Universal Health Coverage Plans Under Consideration
Several different plans to provide universal health coverage to California residents are under consideration by state lawmakers, including Gov. Arnold Schwarzenegger (R), the Sacramento Bee reports.
One proposal -- based on a plan by the New America Foundation, a Washington, D.C.-based think tank -- would require all state residents to maintain health insurance, similar to existing state laws governing car insurance. The Bee reports that the "universal coverage, universal responsibility" model faces "numerous political hurdles," in part because it would entail state subsidies for low-income workers, contributions from employers and a requirement for health insurers to provide coverage to state residents with pre-existing medical conditions.
Meanwhile, Assembly members Keith Richman (R-Granada Hills) and Joe Nation (D-San Rafael) plan to introduce legislation next month that would mandate health insurance coverage for all state residents. The legislation would allow small businesses and individuals to form purchasing pools to help obtain health insurance at lower rates.
Richman said the legislation would require state residents to maintain "at least catastrophic coverage" and added that the law could be enforced through tax returns. Richman said that he and Nation had not finalized what the annual income threshold would be to qualify for state subsidies, but he added that it likely would be 200% or 300% of the federal poverty level.
Nation and Richman said their proposal could be implemented without contributions from employers, but Richman said he believed that most employers would continue to contribute to health coverage for workers.
"(The proposal) begins to move the system away from an employer-based system to a more individual system without taking the employer out of the system," Richman said.
Laurie Rubiner, director of the Universal Health Insurance Program at New America, estimated that providing health coverage to currently uninsured children would cost between $660 million and $800 million and added that state costs would increase significantly without employer contributions.
Beth Capell, a lobbyist for Health Access, said she had reservations about a plan that does not call for employer contributions, adding, "All this stuff about, 'Oh, we'll subsidize low-income families,' is terrific. But if you're a family of four making $60,000 a year -- which is beyond the subsidy threshold -- how are you going to pay $10,000 for insurance?"
California Chamber of Commerce President Allan Zaremberg said requiring employers to provide health insurance would "kil[l] the economy by driving jobs out of California." Zaremberg advocates a plan that would improve the "clinical structure" in the state and expand "first-dollar coverage," or health insurance without a deductible.

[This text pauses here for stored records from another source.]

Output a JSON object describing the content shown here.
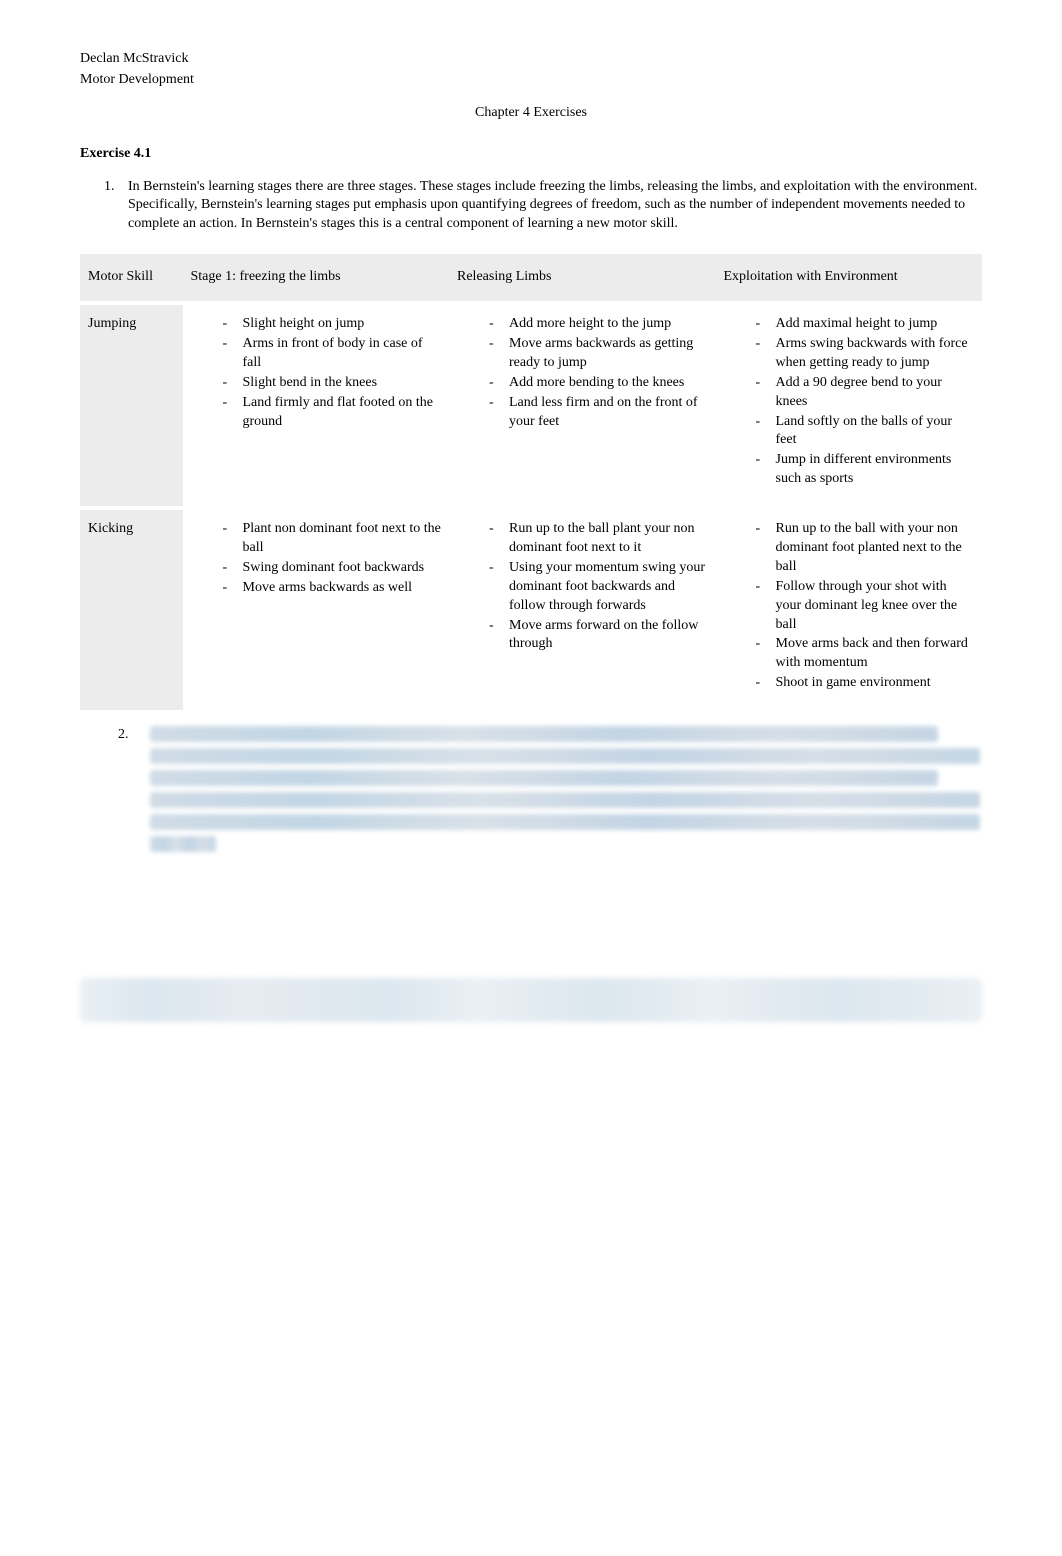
{
  "header": {
    "author": "Declan McStravick",
    "course": "Motor Development",
    "chapter_title": "Chapter 4 Exercises"
  },
  "exercise": {
    "title": "Exercise 4.1",
    "item1_text": "In Bernstein's learning stages there are three stages. These stages  include freezing the limbs, releasing the limbs, and exploitation with the environment. Specifically, Bernstein's learning stages put emphasis upon quantifying degrees of freedom, such as the number of independent movements needed to complete an action. In Bernstein's stages this is a central component of learning a new motor skill.",
    "item2_number": "2."
  },
  "table": {
    "headers": {
      "col1": "Motor Skill",
      "col2": "Stage 1: freezing the limbs",
      "col3": "Releasing Limbs",
      "col4": "Exploitation with Environment"
    },
    "rows": [
      {
        "skill": "Jumping",
        "stage1": [
          "Slight height on jump",
          "Arms in front of body in case of fall",
          "Slight bend in the knees",
          "Land firmly and flat footed on the ground"
        ],
        "releasing": [
          "Add more height to the jump",
          "Move arms backwards as getting ready to jump",
          "Add more bending to the knees",
          "Land less firm and on the front of your feet"
        ],
        "exploitation": [
          "Add maximal height to jump",
          "Arms swing backwards with force when getting ready to jump",
          "Add a 90 degree bend to your knees",
          "Land softly on the balls of your feet",
          "Jump in different environments such as sports"
        ]
      },
      {
        "skill": "Kicking",
        "stage1": [
          "Plant non dominant foot next to the ball",
          "Swing dominant foot backwards",
          "Move arms backwards as well"
        ],
        "releasing": [
          "Run up to the ball plant your non dominant foot next to it",
          "Using your momentum swing your dominant foot backwards and follow through forwards",
          "Move arms forward on the follow through"
        ],
        "exploitation": [
          "Run up to the ball with your non dominant foot planted next to the ball",
          "Follow through your shot with your dominant leg knee over the ball",
          "Move arms back and then forward with momentum",
          "Shoot in game environment"
        ]
      }
    ]
  }
}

He said, "First-dollar coverage, for many low-wage uninsured, through the clinics, and maybe a real catastrophic policy, is the way to go."
Health and Human Service Agency Secretary Kim Belshe said Schwarzenegger has not endorsed a proposal but added that the administration has "been talking to research organizations -- think-tank groups like the New America Foundation that have come forward with some very innovative thinking."
Belshe said that Schwarzenegger is "open to a number of approaches for closing the gap for people who are uninsured" but added that "he has been very clear that an employer mandate is problematic to the extent that it imposes costs on businesses that they can ill afford" (Rojas, Sacramento Bee, 1/12).